• 1 January 1988
    • journal article
    • Vol. 1  (3) , 274-83
Abstract
To meet the needs of human immunodeficiency virus (HIV) infected individuals, innovative approaches to health care delivery have been developed that could affect the entire worldwide medical care system. Innovations include dedicated inpatient and outpatient AIDS treatment and research units, extensive community service organizations, active volunteers, hospices, visiting nurses, AIDS information hot lines, confidential testing sites, outpatient infusion centers, integration of research and clinical care, and new roles for health professionals including AIDS as an unofficial medical subspecialty. Patient care has replaced medical care, and nurture and technology must coexist when a cure cannot be assured.

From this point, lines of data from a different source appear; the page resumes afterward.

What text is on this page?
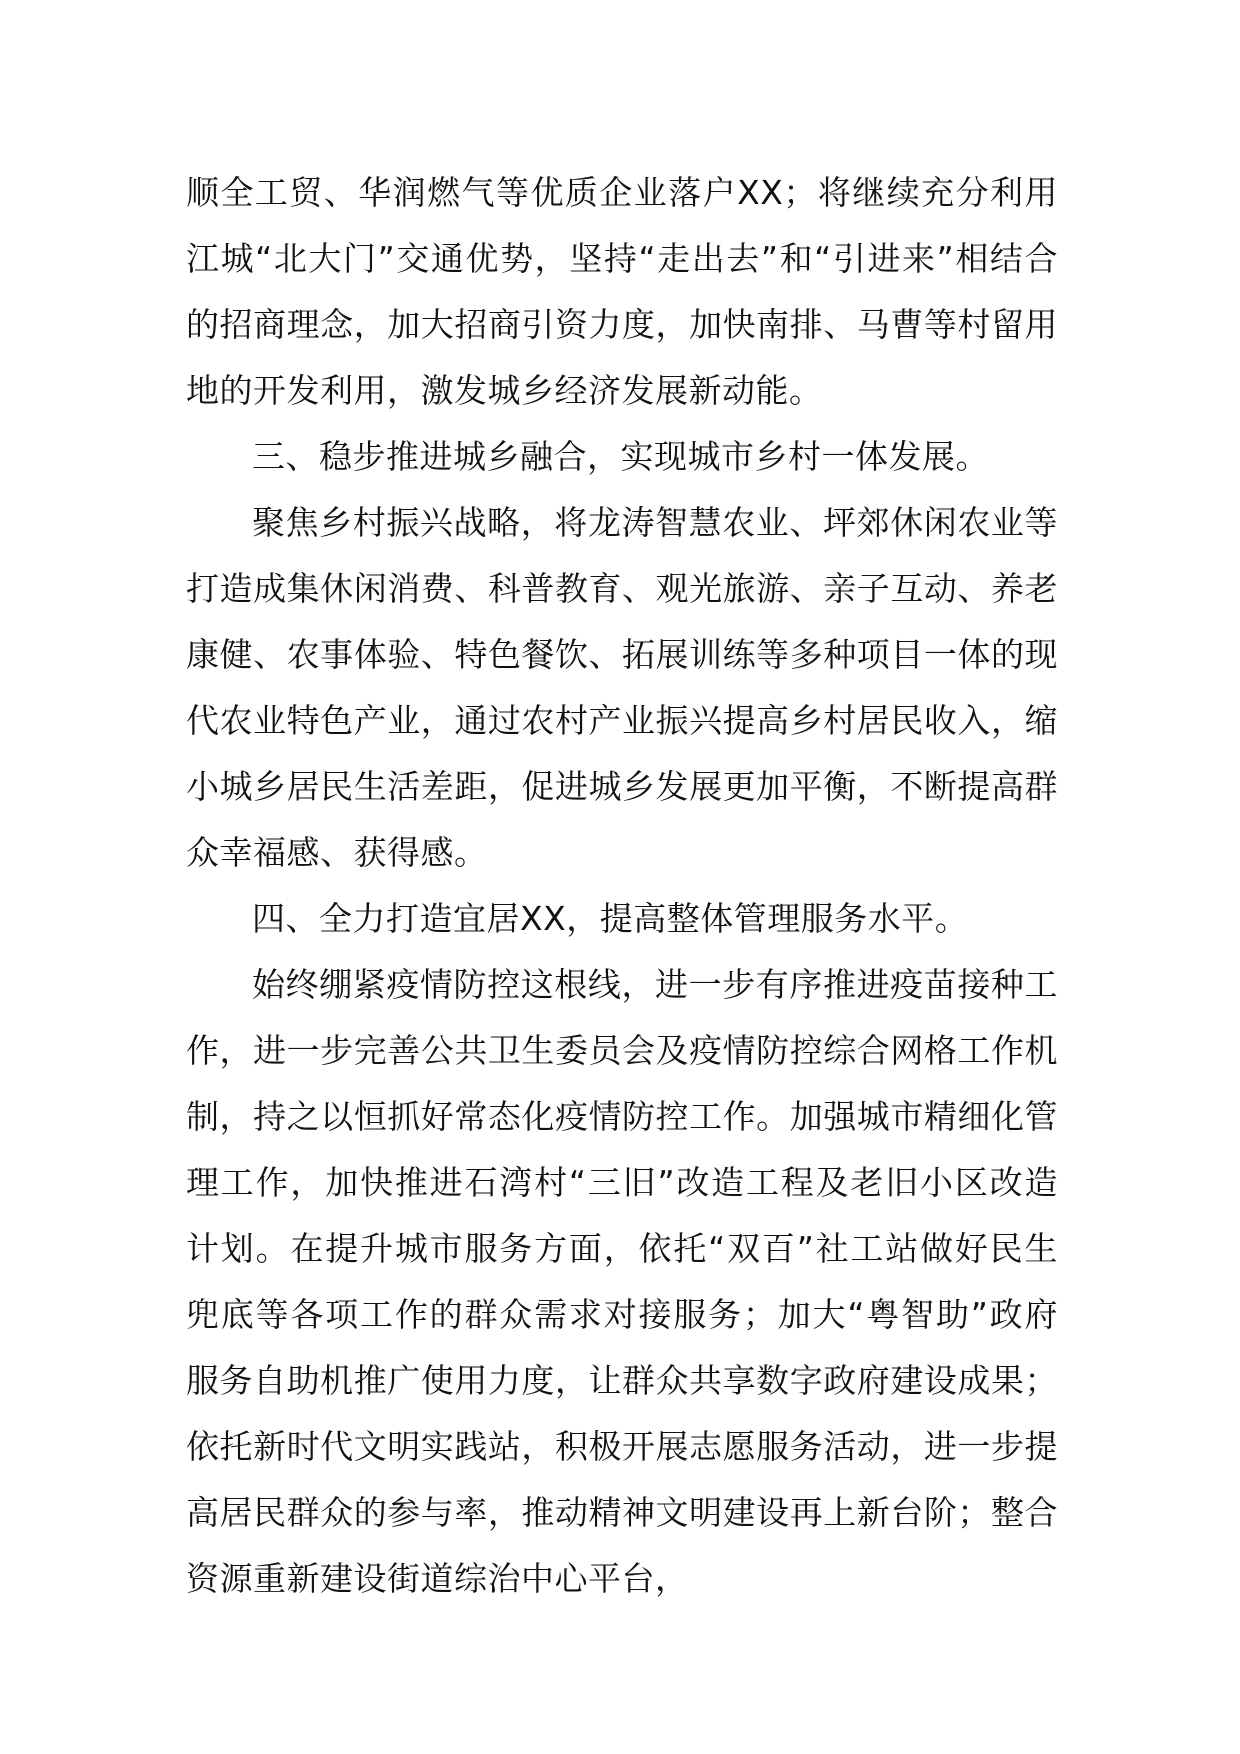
顺全工贸、华润燃气等优质企业落户XX；将继续充分利用江城“北大门”交通优势，坚持“走出去”和“引进来”相结合的招商理念，加大招商引资力度，加快南排、马曹等村留用地的开发利用，激发城乡经济发展新动能。

三、稳步推进城乡融合，实现城市乡村一体发展。

聚焦乡村振兴战略，将龙涛智慧农业、坪郊休闲农业等打造成集休闲消费、科普教育、观光旅游、亲子互动、养老康健、农事体验、特色餐饮、拓展训练等多种项目一体的现代农业特色产业，通过农村产业振兴提高乡村居民收入，缩小城乡居民生活差距，促进城乡发展更加平衡，不断提高群众幸福感、获得感。

四、全力打造宜居XX，提高整体管理服务水平。

始终绷紧疫情防控这根线，进一步有序推进疫苗接种工作，进一步完善公共卫生委员会及疫情防控综合网格工作机制，持之以恒抓好常态化疫情防控工作。加强城市精细化管理工作，加快推进石湾村“三旧”改造工程及老旧小区改造计划。在提升城市服务方面，依托“双百”社工站做好民生兜底等各项工作的群众需求对接服务；加大“粤智助”政府服务自助机推广使用力度，让群众共享数字政府建设成果；依托新时代文明实践站，积极开展志愿服务活动，进一步提高居民群众的参与率，推动精神文明建设再上新台阶；整合资源重新建设街道综治中心平台，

Physicians expecting choice in patients they care for must accept HIV; staggering health care costs, a sorely taxed public care system, fear of infection or medical inadequacy, declining nursing school enrollment, decreased interest in primary care medical specialties, a dwindling supply of community volunteers, and sparse extended care facilities hamper our efforts to provide for AIDS patients. However, the abundance of vacant hospital beds, the social and scientific challenge of AIDS care and research, employment opportunities, and a new generation of health care professionals accepting AIDS as part of the challenge of medicine all offer hope for change. In AIDS, we have the opportunity to strike an alliance between the art of healing and the advanced technology of modern medicine. In doing so, we will all face our own mortality.